Benjamin was annoyed that the pigeon roosting on his shoulder had just pooped.
He noticed a woman in an expensive pantsuit staring up at him.
"Tch, tch," she said, "This is a family oriented park. We have to do something about these naked statues."
"Well, Councilwoman Perkins," the man in the green suit began, but she interrupted him.
"That's Councilperson Perkins, if you don't mind, Deputy Commissioner Wright."
"Yes, uh, Councilperson Perkins, the statues are quite valuable, and were gifted to the city with the proviso that they remain on display."
"Fine. Add fig leaves. I read they did that at the Vatican. There's enough marble I think to reshape that - um, thing," she said gesturing at Benjamin's manhood, "into a fig leaf, don't you think?"
"I don't think it's the right shape?" the man said tentatively.

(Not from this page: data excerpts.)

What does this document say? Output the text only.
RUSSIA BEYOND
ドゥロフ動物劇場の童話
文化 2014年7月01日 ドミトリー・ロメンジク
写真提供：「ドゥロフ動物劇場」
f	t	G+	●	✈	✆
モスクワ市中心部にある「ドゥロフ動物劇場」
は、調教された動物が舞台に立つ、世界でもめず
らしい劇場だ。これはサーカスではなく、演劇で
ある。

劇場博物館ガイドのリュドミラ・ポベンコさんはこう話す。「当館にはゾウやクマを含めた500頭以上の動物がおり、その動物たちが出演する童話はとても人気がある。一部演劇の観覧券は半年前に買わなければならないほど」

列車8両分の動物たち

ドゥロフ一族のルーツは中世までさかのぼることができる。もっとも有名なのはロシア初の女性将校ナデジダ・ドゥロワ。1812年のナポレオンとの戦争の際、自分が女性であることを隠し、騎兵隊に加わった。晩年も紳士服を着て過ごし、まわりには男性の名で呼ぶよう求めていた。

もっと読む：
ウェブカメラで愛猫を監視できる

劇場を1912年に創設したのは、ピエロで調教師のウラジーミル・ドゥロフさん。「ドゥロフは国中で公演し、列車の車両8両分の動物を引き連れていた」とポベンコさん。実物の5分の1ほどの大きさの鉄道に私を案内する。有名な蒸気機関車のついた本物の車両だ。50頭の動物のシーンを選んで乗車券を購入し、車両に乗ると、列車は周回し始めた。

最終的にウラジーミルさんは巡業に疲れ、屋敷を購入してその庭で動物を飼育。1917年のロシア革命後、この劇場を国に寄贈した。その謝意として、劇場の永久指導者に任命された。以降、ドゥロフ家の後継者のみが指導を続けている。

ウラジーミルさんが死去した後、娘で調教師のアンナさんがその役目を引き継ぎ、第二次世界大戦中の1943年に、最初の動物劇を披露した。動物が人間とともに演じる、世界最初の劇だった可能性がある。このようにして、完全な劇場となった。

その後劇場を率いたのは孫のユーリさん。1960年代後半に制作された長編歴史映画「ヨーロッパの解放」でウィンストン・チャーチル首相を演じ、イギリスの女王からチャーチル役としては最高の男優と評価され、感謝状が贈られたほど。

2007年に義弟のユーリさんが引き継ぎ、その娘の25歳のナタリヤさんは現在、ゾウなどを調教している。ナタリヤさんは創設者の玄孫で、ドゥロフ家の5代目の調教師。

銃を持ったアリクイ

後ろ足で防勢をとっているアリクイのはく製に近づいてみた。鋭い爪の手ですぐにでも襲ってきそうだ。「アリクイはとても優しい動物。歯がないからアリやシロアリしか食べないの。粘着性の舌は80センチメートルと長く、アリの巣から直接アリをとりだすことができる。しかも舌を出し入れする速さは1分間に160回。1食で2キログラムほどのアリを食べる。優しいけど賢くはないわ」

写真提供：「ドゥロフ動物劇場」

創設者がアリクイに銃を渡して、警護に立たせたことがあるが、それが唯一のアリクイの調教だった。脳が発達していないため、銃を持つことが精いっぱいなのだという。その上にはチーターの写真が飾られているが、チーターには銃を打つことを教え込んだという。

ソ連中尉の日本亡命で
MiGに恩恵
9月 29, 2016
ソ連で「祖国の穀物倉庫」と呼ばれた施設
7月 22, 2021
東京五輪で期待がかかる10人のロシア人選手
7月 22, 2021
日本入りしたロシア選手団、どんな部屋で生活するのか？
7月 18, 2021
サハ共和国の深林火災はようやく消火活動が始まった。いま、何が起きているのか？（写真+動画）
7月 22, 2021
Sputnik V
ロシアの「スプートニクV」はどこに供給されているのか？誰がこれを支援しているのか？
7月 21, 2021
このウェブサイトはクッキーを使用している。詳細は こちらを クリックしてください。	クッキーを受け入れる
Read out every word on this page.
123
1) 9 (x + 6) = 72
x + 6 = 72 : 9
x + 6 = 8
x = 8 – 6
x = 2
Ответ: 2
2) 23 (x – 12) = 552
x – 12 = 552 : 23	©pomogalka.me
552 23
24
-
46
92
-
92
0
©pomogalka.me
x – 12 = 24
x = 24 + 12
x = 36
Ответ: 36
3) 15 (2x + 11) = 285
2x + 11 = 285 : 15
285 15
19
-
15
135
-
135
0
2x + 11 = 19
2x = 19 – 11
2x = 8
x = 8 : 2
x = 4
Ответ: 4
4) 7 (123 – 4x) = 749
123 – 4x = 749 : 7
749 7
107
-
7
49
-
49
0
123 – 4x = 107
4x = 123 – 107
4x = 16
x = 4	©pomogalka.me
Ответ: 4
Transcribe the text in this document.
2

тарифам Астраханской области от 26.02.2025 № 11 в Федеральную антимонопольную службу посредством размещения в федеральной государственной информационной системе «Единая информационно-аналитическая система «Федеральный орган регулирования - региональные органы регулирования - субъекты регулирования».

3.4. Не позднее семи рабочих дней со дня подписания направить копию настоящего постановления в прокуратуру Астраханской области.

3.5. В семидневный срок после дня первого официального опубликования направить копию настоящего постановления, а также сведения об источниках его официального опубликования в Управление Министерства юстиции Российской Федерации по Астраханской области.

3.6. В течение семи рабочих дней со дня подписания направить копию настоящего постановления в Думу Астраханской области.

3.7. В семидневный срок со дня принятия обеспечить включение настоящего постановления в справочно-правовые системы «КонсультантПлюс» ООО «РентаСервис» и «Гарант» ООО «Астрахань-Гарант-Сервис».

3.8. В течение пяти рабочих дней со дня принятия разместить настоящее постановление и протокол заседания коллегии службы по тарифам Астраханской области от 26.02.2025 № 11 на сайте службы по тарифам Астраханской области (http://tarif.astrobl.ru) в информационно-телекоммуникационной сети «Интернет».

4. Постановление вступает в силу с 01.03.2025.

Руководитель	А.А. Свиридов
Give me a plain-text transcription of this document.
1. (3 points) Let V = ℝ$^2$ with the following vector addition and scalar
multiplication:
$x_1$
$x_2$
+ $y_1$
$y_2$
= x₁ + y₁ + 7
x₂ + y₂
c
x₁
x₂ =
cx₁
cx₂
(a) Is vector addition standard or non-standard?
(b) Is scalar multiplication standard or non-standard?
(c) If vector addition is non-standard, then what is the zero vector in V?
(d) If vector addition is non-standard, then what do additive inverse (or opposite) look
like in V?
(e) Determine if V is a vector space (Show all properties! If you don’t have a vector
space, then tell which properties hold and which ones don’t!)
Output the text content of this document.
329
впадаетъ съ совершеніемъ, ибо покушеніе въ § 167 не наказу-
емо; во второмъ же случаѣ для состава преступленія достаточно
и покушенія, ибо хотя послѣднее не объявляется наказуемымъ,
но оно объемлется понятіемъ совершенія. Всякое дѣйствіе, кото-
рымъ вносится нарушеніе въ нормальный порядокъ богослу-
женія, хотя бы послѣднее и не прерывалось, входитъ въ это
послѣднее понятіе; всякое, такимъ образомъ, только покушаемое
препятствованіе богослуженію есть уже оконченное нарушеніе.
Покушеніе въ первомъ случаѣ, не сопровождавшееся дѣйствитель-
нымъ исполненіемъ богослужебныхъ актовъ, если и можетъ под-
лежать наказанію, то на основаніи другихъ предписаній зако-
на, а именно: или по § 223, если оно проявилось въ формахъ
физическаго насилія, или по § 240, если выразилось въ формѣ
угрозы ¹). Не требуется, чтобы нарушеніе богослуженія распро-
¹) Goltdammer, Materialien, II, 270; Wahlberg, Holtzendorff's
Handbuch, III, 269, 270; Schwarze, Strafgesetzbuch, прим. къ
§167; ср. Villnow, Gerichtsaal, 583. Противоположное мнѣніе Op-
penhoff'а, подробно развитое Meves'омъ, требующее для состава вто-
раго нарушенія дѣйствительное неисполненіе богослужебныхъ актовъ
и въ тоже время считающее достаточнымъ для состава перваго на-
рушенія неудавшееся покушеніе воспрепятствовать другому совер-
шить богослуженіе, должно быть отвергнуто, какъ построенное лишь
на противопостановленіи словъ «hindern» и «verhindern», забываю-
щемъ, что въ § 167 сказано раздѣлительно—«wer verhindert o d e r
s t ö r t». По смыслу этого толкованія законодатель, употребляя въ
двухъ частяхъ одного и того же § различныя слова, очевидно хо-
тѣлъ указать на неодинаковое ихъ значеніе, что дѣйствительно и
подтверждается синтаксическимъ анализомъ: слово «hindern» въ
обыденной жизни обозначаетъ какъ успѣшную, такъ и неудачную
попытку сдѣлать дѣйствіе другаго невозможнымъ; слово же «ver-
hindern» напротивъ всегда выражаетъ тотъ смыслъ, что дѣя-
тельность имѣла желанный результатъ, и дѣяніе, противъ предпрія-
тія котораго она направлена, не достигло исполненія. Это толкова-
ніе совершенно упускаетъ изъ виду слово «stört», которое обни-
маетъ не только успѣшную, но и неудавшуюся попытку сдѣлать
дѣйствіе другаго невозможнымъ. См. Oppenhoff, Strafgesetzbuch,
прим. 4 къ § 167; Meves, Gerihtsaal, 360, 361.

"Then have some bronze shells or fig leaves made that can be clamped or fastened to cover up the statues."
"I will get bids from our-"
"You do that. Maybe wrap them in plastered cloths to make togas?"
"Well, I-"
"Fine."
She turned and stalked off. The man in the green suit stared up at Benjamin and shrugged. As he walked away, he muttered, "Well, she is the Councilwoman - er, Councilperson."